There can be little doubt that Erich Priebke, not a boy but a mature man of 31 at the time of the war, was a thoroughly committed SS officer and he played a key role in the organization of one of the most heinous Nazi war crimes of World War II. Nor can there be any doubt that, in trying him for his part in the Ardeatine Caves Massacre, Italy was doing long-delayed justice for a terrible atrocity.

But where justice would appear to have turned to vengeance was when Priebke died this month. The Vatican (perhaps as damage control for the role of one of its own number in Priebke’s escape and exile) reportedly issued an unprecedented ban on his funeral’s being held anywhere in Rome. Priebke’s own native city also refused his body, fearing his tomb might become a pilgrimage site for neo-Nazis. In the end, his funeral was eventually arranged—not without violent protests—by a Catholic splinter, the Society of Saint Pius X—a group alleged to have Fascist and anti-Semitic sympathies. Their plan was to inter the former Nazi in the Italian city of Albano Laziale. Since protesters kept the body from being buried there, it was eventually decided that Priebke's remains would be laid to rest in an undisclosed location.
But the cruelest cut of all, I feel, was Argentina’s refusal to repatriate Erich Priebke’s body. His last wish had been to be laid to rest next to his wife in the country that he had called home for half a century after the war. Despite the fact that the founder of the current ruling party, General Juan Domingo Perón, was clearly the key to the immigration of fleeing former Nazis in the post-war years, and although the Peronist government of Carlos Menem that preceded the current Peronist-led administration upheld the concept of “due obedience” that kept members of Argentina’s former military regime from being tried for human rights violations and murder until the current Peronist administration overturned that amnesty, the administration of Cristina Kirchner felt perfectly justified in turning down the Priebke family’s request that they be permitted to bring his remains home. Considering that congressional elections (where ruling FPV candidates aren’t expected to do well) are to be held in this country next Sunday, and that the current administration has blatantly used its early human rights stand to cover up abuses of power of every color ever since, not accepting the return of Priebke’s body seemed hypocritical at best and like political grandstanding at worst. What part could his family possibly have had, I asked myself, in the cruel and misguided decisions and choices that a young army officer made nearly 70 years ago? Didn’t the sentence against Priebke end with his death and shouldn’t his family have the right to mourn and bury him?
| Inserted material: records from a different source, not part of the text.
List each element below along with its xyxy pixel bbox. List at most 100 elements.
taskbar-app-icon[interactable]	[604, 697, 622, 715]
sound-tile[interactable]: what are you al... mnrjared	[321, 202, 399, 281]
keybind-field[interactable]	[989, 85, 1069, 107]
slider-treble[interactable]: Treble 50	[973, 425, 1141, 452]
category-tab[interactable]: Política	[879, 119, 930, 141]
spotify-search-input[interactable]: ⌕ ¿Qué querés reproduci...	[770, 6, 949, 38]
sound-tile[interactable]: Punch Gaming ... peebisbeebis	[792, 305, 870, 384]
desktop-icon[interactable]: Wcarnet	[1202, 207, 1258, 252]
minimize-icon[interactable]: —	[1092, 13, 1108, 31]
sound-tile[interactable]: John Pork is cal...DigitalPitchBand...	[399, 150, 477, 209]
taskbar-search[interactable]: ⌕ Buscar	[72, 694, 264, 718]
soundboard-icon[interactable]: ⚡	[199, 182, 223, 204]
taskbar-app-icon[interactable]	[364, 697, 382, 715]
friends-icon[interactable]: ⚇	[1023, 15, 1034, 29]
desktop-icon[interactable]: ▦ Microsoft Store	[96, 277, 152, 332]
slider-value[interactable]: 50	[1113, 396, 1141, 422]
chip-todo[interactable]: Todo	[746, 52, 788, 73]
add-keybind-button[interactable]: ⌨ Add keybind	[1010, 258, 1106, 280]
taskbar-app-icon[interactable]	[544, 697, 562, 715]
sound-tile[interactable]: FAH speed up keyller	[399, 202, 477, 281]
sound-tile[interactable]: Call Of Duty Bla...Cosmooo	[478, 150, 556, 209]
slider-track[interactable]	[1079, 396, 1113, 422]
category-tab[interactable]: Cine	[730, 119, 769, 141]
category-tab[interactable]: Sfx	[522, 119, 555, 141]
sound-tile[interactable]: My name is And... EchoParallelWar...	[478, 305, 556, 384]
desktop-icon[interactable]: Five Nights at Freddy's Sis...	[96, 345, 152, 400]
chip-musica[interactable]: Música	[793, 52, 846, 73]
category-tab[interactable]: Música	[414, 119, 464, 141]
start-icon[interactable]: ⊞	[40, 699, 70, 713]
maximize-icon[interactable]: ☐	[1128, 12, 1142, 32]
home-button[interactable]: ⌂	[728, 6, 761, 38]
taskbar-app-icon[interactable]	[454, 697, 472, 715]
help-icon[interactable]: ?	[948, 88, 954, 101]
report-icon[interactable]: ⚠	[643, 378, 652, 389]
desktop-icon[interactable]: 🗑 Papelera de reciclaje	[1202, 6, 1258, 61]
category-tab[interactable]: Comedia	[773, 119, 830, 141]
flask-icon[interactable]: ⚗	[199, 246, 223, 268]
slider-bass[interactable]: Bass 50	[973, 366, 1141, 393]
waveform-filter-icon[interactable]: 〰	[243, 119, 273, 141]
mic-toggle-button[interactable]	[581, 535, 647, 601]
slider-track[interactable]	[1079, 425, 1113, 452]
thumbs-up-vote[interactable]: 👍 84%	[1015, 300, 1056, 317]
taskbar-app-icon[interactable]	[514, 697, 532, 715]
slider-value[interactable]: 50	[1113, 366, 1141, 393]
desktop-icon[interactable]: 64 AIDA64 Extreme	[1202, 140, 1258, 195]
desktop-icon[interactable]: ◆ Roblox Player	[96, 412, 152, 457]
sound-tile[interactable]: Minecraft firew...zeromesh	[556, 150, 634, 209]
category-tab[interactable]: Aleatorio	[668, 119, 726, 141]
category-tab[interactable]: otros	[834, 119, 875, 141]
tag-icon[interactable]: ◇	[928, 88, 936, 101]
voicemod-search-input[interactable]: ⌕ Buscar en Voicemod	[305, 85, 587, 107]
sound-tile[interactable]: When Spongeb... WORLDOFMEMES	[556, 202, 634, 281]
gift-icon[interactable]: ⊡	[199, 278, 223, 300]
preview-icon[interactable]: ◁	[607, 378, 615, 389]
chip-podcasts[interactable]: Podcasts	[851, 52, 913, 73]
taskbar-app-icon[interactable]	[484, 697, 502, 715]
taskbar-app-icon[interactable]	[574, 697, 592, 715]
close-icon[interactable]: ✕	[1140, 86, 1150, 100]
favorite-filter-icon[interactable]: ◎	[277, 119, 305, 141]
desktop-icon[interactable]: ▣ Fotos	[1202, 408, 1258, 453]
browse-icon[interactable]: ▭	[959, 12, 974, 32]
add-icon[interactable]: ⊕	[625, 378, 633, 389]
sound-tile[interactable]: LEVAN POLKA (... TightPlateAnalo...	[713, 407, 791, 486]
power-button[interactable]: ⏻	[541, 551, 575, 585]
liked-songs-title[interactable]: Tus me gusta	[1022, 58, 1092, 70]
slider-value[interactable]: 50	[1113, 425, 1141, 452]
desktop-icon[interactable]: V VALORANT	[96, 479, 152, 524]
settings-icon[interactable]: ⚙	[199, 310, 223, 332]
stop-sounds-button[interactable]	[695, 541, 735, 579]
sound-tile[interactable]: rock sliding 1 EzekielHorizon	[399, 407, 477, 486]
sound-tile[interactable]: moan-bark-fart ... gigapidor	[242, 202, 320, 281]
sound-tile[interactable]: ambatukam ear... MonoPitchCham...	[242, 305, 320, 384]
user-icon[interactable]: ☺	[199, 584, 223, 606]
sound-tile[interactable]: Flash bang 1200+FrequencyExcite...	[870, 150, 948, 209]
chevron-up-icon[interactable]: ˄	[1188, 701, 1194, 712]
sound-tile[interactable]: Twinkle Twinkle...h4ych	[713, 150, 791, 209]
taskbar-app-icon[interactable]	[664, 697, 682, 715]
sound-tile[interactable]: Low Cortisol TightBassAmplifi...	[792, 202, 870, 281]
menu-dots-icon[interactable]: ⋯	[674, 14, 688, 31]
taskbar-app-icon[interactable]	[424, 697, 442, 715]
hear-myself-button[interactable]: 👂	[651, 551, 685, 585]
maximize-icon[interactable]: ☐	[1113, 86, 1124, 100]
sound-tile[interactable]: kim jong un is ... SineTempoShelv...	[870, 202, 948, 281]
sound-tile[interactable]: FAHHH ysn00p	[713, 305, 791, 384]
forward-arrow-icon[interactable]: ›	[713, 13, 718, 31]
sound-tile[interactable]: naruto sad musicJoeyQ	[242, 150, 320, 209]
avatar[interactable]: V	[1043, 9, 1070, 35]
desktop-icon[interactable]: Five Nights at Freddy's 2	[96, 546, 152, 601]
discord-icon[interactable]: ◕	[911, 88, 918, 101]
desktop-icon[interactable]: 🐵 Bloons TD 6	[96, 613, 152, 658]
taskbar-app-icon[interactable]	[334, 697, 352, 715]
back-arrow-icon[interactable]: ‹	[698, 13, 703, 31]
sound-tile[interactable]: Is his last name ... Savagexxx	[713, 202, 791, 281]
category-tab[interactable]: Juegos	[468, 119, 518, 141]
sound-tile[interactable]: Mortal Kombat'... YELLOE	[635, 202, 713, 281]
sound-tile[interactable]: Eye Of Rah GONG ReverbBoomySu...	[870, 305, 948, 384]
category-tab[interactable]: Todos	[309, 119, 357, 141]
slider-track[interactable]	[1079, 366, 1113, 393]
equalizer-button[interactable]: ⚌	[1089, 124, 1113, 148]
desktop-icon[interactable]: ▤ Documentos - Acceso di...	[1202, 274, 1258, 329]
I was immediately reminded of Gabriel García Márquez’s novel, Hojarasca (Leaf Storm), in which a fallen physician’s perceived sins against the town where he once practiced lead him to live the life of a recluse, locked away in his home, and to eventually commit suicide. But even then, the townspeople refuse to forget his misdeeds, and ban anyone from burying him. So great is their hatred that they say there will be no burial for the man “until they can smell his corpse rotting in his house from the other side of the street.”
In the story that García Márquez tells, the moral conundrum has to do, precisely, with when “enough is enough”, when blind justice turns to blind vengeance, and when the actions of a “just” society turn nearly as hateful as the sentiments behind the crimes they condemn.
To my mind those are questions that emerged this month too from the refusal of the countries of his birth and choice to afford Erich Priebke a proper Christian burial in the presence of his family, no matter what crimes he was convicted of and sentenced for in life. And perhaps another question that this begs is how much more we know of compassion in dealing with his family and his death than Priebke himself did in making at least one major decision of his life.